A clear disadvantage of the method described in Section 16.3.4 is the need to round the effective sample sizes to whole numbers. A slightly more flexible approach, which is equivalent to calculating effective sample sizes, is to multiply the standard error of the effect estimate (from an analysis ignoring clustering) by the square root of the design effect. The standard error may be calculated from a confidence interval (see Chapter 7, Section 7.7.7). Standard analyses of dichotomous or continuous outcomes may be used to obtain these confidence intervals using RevMan. The meta-analysis using the inflated variances may be performed using RevMan and the generic inverse-variance method.

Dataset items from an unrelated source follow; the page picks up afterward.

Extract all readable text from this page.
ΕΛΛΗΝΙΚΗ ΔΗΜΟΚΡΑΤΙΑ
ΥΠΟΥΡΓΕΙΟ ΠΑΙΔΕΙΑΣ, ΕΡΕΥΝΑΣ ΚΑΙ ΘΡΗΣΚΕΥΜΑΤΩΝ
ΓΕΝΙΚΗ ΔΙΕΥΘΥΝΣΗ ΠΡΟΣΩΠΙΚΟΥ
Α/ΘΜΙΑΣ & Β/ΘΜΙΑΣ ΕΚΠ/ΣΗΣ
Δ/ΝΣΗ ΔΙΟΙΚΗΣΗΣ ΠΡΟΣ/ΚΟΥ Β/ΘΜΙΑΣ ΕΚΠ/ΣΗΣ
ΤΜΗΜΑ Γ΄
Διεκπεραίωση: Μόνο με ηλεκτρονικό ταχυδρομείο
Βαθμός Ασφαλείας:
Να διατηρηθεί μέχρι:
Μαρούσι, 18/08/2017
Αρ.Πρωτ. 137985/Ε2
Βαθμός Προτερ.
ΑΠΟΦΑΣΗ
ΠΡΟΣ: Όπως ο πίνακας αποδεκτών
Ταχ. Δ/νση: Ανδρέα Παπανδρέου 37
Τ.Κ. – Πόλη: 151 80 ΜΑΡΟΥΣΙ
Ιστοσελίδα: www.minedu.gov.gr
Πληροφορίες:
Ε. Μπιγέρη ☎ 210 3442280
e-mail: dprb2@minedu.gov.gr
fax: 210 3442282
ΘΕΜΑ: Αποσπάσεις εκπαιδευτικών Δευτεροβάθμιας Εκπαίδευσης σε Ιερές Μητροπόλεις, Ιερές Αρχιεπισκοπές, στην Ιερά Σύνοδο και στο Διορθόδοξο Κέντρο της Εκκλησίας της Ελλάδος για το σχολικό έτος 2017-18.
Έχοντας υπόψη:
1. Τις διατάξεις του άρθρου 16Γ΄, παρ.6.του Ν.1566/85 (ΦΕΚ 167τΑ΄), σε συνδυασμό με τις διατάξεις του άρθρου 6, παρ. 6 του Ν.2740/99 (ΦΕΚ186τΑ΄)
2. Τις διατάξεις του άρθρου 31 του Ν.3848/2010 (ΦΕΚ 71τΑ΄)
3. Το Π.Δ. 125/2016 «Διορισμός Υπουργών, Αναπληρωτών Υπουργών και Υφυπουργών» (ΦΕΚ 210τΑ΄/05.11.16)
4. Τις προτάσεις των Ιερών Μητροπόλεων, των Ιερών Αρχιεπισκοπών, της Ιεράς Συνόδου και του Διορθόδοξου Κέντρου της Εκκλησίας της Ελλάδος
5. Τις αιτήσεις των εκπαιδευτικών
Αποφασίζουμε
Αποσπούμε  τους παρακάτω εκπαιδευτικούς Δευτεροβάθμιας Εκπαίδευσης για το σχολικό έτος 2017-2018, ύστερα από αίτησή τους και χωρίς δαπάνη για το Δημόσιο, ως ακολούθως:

As an example, the odds ratio (OR) from a study with the results
Intervention: 63/295
Control: 84/330
is OR = 0.795 (95% CI 0.548 to 1.154). Using methods described in Chapter 7 (Section 7.7.7.3), we can determine from these results that the log odds ratio is lnOR = –0.23 with standard error 0.19. Using the same design effect of 1.576 as in Section 16.3.5, an inflated standard error that accounts for clustering is given by 0.19 × Ö1.576 = 0.24. The log odds ratio (–0.23) and this inflated standard error (0.24) may be entered into RevMan under a generic inverse-variance outcome.